How are these new data points being mined, examined and spun into forecasts? To briefly sum up the work of these startups covered in this article:

  • Orbital Insight analyzes satellite photos of building sites in 30 cities in China, cornfields, and parking lots in order to assess how their capacities might influence the markets in various ways. They are seeking to intuit “early indicators” of trends and influences. Their clients include hedge funds.
  • Dataminr sifts through a half a billion daily tweets in order to spot potential market moving trends ahead of the news services.** The link above to the graphics from the WSJ article contains a very effective infographic on this process.*** The company’s proprietary systems categorize and analyze all tweets in real time, discerns potentially useful patterns, and then distributes the results to their clients.
  • Premise Inc. uses a global system, now in 18 countries, that provides cell phone credits as payments to individuals who monitor the prices of various goods. From this input, the company tracks early inflation rates and other economic data. They believe that their data can differ from official government sources.

I recommend reading this story in full for all of its compelling details.

My follow up questions include:

  • Who watches these watchmen? Will market forces determine which of them are producing valid and actionable collection and analytics or should they somehow be subject to regulatory oversight?
  • Because these data types and analytics are so new, how are these companies and others like them addressing the distinctions between correlation and causation in their reports to their clients? Would it be beneficial for them to form a trade association to address this and other issues that might arise in the future for this nascent industry?
  • Are there entrepreneurial opportunities here for another type of new startups to vet the practices and products of such companies? That is, analysts who produce no new data types themselves, but rather, apply existing and, perhaps develop new, analytical tools for such assessments?
  • What other fields, markets and professions might benefit from this trend to discover and assess new data types in addition to finance?
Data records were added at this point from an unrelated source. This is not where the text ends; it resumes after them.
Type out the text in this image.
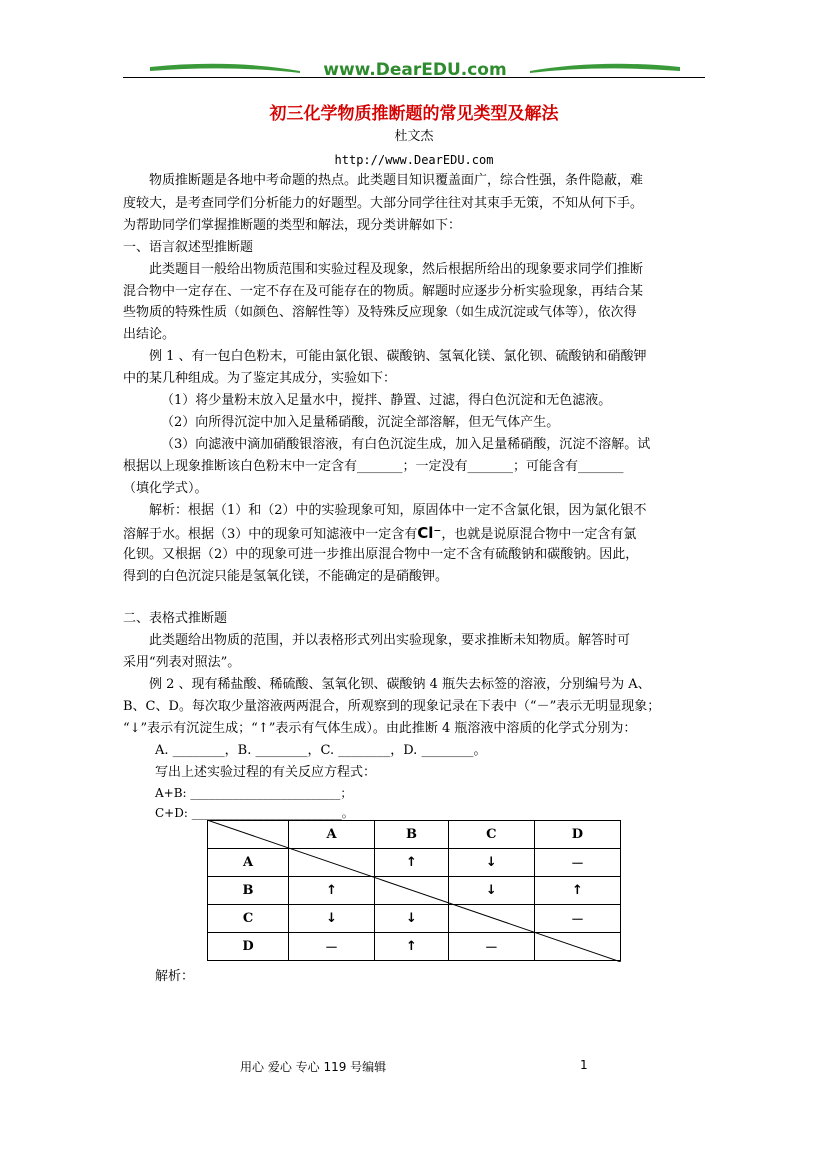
www.DearEDU.com
初三化学物质推断题的常见类型及解法
杜文杰
http://www.DearEDU.com
物质推断题是各地中考命题的热点。此类题目知识覆盖面广，综合性强，条件隐蔽，难
度较大，是考查同学们分析能力的好题型。大部分同学往往对其束手无策，不知从何下手。
为帮助同学们掌握推断题的类型和解法，现分类讲解如下：
一、语言叙述型推断题
此类题目一般给出物质范围和实验过程及现象，然后根据所给出的现象要求同学们推断
混合物中一定存在、一定不存在及可能存在的物质。解题时应逐步分析实验现象，再结合某
些物质的特殊性质（如颜色、溶解性等）及特殊反应现象（如生成沉淀或气体等），依次得
出结论。
例 1 、有一包白色粉末，可能由氯化银、碳酸钠、氢氧化镁、氯化钡、硫酸钠和硝酸钾
中的某几种组成。为了鉴定其成分，实验如下：
（1）将少量粉末放入足量水中，搅拌、静置、过滤，得白色沉淀和无色滤液。
（2）向所得沉淀中加入足量稀硝酸，沉淀全部溶解，但无气体产生。
（3）向滤液中滴加硝酸银溶液，有白色沉淀生成，加入足量稀硝酸，沉淀不溶解。试
根据以上现象推断该白色粉末中一定含有_______；一定没有_______；可能含有_______
（填化学式）。
解析：根据（1）和（2）中的实验现象可知，原固体中一定不含氯化银，因为氯化银不
溶解于水。根据（3）中的现象可知滤液中一定含有Cl⁻，也就是说原混合物中一定含有氯
化钡。又根据（2）中的现象可进一步推出原混合物中一定不含有硫酸钠和碳酸钠。因此，
得到的白色沉淀只能是氢氧化镁，不能确定的是硝酸钾。
二、表格式推断题
此类题给出物质的范围，并以表格形式列出实验现象，要求推断未知物质。解答时可
采用“列表对照法”。
例 2 、现有稀盐酸、稀硫酸、氢氧化钡、碳酸钠 4 瓶失去标签的溶液，分别编号为 A、
B、C、D。每次取少量溶液两两混合，所观察到的现象记录在下表中（“－”表示无明显现象；
“↓”表示有沉淀生成；“↑”表示有气体生成）。由此推断 4 瓶溶液中溶质的化学式分别为：
A. ________，B. ________，C. ________，D. ________。
写出上述实验过程的有关反应方程式：
A+B: _________________________；
C+D: _________________________。
	A	B	C	D
A		↑	↓	－
B	↑		↓	↑
C	↓	↓		－
D	－	↑	－	
解析：
用心 爱心 专心 119 号编辑	1
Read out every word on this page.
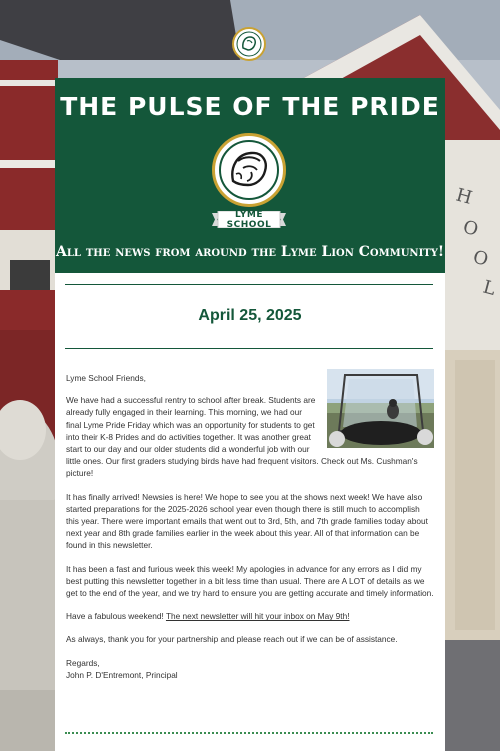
H
O
O
L
THE PULSE OF THE PRIDE
LYME SCHOOL
All the news from around the Lyme Lion Community!
April 25, 2025

Lyme School Friends,

We have had a successful rentry to school after break. Students are already fully engaged in their learning. This morning, we had our final Lyme Pride Friday which was an opportunity for students to get into their K-8 Prides and do activities together. It was another great start to our day and our older students did a wonderful job with our little ones. Our first graders studying birds have had frequent visitors. Check out Ms. Cushman's picture!

It has finally arrived! Newsies is here! We hope to see you at the shows next week! We have also started preparations for the 2025-2026 school year even though there is still much to accomplish this year. There were important emails that went out to 3rd, 5th, and 7th grade families today about next year and 8th grade families earlier in the week about this year. All of that information can be found in this newsletter.

It has been a fast and furious week this week! My apologies in advance for any errors as I did my best putting this newsletter together in a bit less time than usual. There are A LOT of details as we get to the end of the year, and we try hard to ensure you are getting accurate and timely information.

Have a fabulous weekend! The next newsletter will hit your inbox on May 9th!

As always, thank you for your partnership and please reach out if we can be of assistance.

Regards,

John P. D'Entremont, Principal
_____________________________

*    Please see this April 9, 2014 Subway Fold post entitled Roundup of Some Recent Books on Big Data, Analytics and Intelligent Systems.

**   Please see this July 31, 2014 Subway Fold post entitled New Analytical Twitter Traffic Report on US TV Shows During the 2013 – 2014 Season.

***  Please see this January 30, 2015 Subway Fold post entitled Timely Resources for Studying and Producing Infographics.